Thought I'd update as it's relevant to this thread. The Age Epicure article today refers to a 'Wild hop' being used by Otway estate in their once yearly batch. Hop is from fringe areas of Otway ranges and is reported by Otway to be 'Canterbury Goldings' a relative of the East Kent Variety.

Apparently the Otway & Colac region was a major supplier of hops for 'Ballarat Bitter' a beer which had a thin moustached fellow on the label called 'Bertie'.

There you go,

Hopper.


----------



## DU99 (11/4/11)

a bus load of us went there for lunch..the brewer showed us thru the place..also the food is excellent :beer:


----------



## fcmcg (12/4/11)

DU99 said:


> a bus load of us went there for lunch..the brewer showed us thru the place..also the food is excellent :beer:


Matt the brewer , had a beer on tap that he made with a bucket load of local hops...i didn't mind it at all...
Matt also very kindly showed us his brew house...
Sharon also kindly kept the kitchen open when our bus had to do a detour in Geelong because we couldn't fit under a bridge..
Matt hopes to have his pale ale back on tap , this week..iirc...
As Du99 said , the food was pretty darn good
Cheers
Ferg


----------



## jimi (28/1/13)

Called in here on the way back from Apollo Bay Australia day.

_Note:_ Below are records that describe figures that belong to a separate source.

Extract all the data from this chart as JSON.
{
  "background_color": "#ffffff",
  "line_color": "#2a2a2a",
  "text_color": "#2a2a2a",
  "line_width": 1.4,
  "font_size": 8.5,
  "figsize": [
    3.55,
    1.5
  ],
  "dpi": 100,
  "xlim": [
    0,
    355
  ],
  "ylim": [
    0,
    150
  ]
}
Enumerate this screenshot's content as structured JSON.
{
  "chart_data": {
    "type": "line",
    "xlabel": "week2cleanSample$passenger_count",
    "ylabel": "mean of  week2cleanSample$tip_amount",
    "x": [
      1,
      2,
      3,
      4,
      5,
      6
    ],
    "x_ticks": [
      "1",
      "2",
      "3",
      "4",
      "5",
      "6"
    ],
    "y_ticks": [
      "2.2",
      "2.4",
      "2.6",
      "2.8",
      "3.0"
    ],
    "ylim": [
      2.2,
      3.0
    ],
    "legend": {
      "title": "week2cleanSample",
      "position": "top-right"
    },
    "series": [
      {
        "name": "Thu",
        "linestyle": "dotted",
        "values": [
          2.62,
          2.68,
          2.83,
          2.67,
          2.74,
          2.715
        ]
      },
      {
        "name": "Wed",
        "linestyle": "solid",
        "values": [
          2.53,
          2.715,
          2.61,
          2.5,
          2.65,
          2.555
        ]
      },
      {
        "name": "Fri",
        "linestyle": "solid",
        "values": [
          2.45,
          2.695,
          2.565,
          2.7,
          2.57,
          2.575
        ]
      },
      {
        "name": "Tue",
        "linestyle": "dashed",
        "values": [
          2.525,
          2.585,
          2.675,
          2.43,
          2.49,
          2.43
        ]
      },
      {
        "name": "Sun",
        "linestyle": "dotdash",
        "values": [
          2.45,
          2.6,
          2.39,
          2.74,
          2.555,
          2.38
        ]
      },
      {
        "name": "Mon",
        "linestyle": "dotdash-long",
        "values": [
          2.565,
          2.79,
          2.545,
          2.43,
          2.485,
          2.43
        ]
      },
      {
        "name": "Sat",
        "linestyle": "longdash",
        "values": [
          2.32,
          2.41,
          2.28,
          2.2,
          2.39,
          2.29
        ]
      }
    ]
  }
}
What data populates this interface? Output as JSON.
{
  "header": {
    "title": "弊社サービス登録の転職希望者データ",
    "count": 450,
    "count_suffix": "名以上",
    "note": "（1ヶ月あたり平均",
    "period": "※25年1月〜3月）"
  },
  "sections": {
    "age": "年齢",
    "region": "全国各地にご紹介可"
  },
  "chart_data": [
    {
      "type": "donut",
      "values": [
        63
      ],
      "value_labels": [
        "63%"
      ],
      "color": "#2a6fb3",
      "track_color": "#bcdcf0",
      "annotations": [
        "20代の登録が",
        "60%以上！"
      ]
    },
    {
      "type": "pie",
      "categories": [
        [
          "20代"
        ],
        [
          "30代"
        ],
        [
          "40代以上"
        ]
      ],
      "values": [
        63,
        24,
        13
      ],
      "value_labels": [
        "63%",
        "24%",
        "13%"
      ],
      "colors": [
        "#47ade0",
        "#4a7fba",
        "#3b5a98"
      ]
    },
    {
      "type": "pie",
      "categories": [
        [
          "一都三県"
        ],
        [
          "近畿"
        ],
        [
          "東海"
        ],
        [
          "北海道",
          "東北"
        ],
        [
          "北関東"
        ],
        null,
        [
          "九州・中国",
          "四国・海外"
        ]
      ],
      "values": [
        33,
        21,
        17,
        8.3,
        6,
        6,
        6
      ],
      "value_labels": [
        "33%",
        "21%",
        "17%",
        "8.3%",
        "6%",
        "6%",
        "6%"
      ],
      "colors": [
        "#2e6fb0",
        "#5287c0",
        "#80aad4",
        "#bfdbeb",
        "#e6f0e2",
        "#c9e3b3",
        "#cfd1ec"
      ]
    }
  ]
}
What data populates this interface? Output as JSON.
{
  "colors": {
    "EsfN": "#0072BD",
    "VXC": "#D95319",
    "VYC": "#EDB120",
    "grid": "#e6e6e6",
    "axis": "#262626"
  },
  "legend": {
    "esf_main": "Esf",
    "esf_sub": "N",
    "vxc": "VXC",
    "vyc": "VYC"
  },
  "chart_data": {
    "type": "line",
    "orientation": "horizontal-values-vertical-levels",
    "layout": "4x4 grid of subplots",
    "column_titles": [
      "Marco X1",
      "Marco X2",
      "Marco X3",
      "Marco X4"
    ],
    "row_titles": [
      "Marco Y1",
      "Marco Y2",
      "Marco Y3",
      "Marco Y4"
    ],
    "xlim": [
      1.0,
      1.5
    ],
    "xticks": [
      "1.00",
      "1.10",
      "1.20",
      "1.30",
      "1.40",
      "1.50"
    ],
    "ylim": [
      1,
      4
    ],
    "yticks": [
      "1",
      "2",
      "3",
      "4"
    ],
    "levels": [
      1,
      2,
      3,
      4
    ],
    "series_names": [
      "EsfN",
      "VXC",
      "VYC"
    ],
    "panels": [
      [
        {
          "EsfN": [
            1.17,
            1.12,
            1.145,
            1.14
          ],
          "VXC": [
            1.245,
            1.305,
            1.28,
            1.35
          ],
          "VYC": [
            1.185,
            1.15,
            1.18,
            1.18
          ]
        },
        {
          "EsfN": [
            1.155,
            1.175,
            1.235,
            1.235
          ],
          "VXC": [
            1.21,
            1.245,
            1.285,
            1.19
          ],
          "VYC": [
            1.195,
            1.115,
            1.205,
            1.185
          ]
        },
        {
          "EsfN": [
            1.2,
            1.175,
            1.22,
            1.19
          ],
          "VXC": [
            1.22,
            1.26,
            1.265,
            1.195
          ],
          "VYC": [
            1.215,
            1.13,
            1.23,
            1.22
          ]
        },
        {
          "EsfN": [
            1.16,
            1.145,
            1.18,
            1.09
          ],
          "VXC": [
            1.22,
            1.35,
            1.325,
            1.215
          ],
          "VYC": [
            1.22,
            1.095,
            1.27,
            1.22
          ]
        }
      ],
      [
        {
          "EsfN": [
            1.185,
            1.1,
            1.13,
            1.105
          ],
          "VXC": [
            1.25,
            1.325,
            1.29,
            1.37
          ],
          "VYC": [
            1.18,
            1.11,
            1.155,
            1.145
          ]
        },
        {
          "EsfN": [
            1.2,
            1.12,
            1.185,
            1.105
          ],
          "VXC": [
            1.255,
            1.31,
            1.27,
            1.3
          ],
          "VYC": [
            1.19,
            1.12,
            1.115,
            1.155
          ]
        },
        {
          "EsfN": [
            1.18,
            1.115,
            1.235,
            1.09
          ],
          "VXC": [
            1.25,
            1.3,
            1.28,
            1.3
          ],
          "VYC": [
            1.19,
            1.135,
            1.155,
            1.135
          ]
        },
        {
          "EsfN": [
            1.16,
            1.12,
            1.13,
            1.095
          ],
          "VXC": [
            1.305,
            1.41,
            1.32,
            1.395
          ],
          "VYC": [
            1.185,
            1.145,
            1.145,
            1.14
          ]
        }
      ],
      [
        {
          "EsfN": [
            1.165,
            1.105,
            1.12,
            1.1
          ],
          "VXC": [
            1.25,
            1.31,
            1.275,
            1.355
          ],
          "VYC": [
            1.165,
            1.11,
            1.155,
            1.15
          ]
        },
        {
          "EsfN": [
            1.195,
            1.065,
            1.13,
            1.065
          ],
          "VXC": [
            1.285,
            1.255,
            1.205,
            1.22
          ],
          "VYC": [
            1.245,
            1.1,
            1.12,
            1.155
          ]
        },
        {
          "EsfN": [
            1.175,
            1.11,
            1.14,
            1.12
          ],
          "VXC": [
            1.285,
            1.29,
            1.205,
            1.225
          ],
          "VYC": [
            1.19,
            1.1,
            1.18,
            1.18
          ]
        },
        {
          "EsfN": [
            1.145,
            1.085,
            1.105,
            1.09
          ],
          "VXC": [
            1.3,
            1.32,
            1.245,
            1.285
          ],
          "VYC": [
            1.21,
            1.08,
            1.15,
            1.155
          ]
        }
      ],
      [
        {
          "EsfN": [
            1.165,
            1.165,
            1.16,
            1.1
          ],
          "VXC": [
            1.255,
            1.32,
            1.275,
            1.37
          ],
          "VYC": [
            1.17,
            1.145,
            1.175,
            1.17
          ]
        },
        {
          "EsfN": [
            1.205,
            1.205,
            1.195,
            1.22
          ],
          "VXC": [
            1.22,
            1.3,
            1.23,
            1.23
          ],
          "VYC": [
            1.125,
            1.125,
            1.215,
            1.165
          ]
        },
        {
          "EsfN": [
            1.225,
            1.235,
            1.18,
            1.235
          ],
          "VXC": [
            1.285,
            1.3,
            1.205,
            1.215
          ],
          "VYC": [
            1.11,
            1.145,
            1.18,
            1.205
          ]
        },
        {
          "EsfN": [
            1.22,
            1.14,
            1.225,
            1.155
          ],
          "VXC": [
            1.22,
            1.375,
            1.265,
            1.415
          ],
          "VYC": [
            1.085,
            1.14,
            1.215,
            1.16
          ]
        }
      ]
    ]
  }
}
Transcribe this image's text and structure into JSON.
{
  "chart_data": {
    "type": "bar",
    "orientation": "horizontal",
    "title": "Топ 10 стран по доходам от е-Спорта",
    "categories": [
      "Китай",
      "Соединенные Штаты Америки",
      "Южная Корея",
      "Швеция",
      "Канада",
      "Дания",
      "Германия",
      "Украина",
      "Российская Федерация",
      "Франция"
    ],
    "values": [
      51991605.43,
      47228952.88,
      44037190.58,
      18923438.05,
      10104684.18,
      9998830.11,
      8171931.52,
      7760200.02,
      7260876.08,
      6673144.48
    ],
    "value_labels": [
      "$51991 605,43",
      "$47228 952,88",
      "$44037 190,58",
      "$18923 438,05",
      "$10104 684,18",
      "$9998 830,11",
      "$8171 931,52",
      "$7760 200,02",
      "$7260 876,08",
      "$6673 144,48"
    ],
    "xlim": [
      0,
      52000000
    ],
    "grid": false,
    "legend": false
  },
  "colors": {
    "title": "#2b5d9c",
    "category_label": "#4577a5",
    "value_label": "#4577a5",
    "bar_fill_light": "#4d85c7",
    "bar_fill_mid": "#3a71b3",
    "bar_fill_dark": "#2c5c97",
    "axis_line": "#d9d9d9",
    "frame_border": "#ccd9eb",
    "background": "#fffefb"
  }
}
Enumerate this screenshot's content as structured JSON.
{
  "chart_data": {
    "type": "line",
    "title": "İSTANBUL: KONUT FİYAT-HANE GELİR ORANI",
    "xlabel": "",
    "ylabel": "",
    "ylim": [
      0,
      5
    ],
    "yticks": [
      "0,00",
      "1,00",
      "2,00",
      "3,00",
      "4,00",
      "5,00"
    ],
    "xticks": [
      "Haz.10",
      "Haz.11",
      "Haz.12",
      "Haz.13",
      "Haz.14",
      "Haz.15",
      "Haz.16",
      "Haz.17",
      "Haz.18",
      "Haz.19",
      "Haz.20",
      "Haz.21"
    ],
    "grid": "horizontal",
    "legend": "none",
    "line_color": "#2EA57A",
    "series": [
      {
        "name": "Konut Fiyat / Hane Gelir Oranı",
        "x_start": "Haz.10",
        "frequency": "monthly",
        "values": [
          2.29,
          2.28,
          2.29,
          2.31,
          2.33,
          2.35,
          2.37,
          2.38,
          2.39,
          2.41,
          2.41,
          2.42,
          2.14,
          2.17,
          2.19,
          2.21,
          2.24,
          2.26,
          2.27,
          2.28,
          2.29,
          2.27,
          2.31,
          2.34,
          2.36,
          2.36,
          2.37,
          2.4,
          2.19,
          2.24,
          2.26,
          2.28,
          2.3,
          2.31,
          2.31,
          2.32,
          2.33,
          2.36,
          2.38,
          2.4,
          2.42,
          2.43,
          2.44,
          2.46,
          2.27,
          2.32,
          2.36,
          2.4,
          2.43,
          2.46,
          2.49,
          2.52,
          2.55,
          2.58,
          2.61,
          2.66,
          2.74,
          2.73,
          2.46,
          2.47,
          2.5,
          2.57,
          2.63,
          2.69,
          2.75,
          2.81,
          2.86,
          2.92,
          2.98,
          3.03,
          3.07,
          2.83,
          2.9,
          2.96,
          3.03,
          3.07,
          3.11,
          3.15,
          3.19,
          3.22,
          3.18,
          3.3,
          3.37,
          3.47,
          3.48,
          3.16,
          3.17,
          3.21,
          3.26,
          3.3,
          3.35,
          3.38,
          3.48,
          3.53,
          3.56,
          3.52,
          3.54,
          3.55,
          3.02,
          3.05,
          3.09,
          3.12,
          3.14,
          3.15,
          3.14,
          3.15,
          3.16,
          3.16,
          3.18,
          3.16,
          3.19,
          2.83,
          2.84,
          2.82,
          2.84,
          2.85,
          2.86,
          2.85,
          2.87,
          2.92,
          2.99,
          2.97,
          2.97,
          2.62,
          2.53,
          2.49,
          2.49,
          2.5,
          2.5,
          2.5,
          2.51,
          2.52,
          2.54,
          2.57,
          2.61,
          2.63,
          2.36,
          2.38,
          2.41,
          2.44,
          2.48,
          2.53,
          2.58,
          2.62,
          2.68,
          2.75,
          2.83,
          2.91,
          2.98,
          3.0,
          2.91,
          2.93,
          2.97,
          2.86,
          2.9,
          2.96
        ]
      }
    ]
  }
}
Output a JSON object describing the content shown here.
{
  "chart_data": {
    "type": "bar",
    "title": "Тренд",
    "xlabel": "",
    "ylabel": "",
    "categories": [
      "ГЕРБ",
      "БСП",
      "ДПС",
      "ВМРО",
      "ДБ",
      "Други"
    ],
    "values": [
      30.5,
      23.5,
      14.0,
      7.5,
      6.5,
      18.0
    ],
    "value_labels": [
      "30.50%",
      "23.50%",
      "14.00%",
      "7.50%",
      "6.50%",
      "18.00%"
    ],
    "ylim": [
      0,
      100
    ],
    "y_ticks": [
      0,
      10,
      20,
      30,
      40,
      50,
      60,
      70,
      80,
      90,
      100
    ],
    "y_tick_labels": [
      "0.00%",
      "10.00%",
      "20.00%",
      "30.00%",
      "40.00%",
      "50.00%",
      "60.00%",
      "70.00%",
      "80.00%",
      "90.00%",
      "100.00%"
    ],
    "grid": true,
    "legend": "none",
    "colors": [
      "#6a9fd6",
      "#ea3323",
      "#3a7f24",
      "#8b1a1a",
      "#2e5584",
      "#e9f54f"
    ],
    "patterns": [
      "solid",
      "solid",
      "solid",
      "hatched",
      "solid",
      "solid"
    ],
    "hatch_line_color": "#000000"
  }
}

I didn't get the chance to catch up with Matt and ask him about what has changed on tap, but I left really excited by their beer. First I tried their irish red which has been reduced to a modest 3.2% (I assume for the drivers and mountain bike riding clientelle). Its become more a light brown colour than a red (as if that matters) and the roasty bite has been backed off some. Still lots of flavour and a nice sessional beer or one for the road. Next I had a few sips of their stout which had a lovely chocolate malt and aroma and finished very smoothly - it was actually the wifes beer and I didn't get that much of it - she loved it. The real revelation for me though was the Honey Saison that Sharon sneaked me (it wasn't yet on tap but will be soon). It was a clear straw gold with a beautiful honey and vanilla aroma. Despite fairly luscious flavours of honey, vanilla, bananna and belgian esters it finished clear and dry. It showed little sign of its alcohol strength which I was warned about. I'm guessing it was about a 7-8% but that's just a very loose estimate, it was dangerously more-ish. Anywho I thoroughly recommend the Honey Saison, it was the best beer I've had in a long time!
No affiliation blah, blah - just love it when the locals are kicking goals.


----------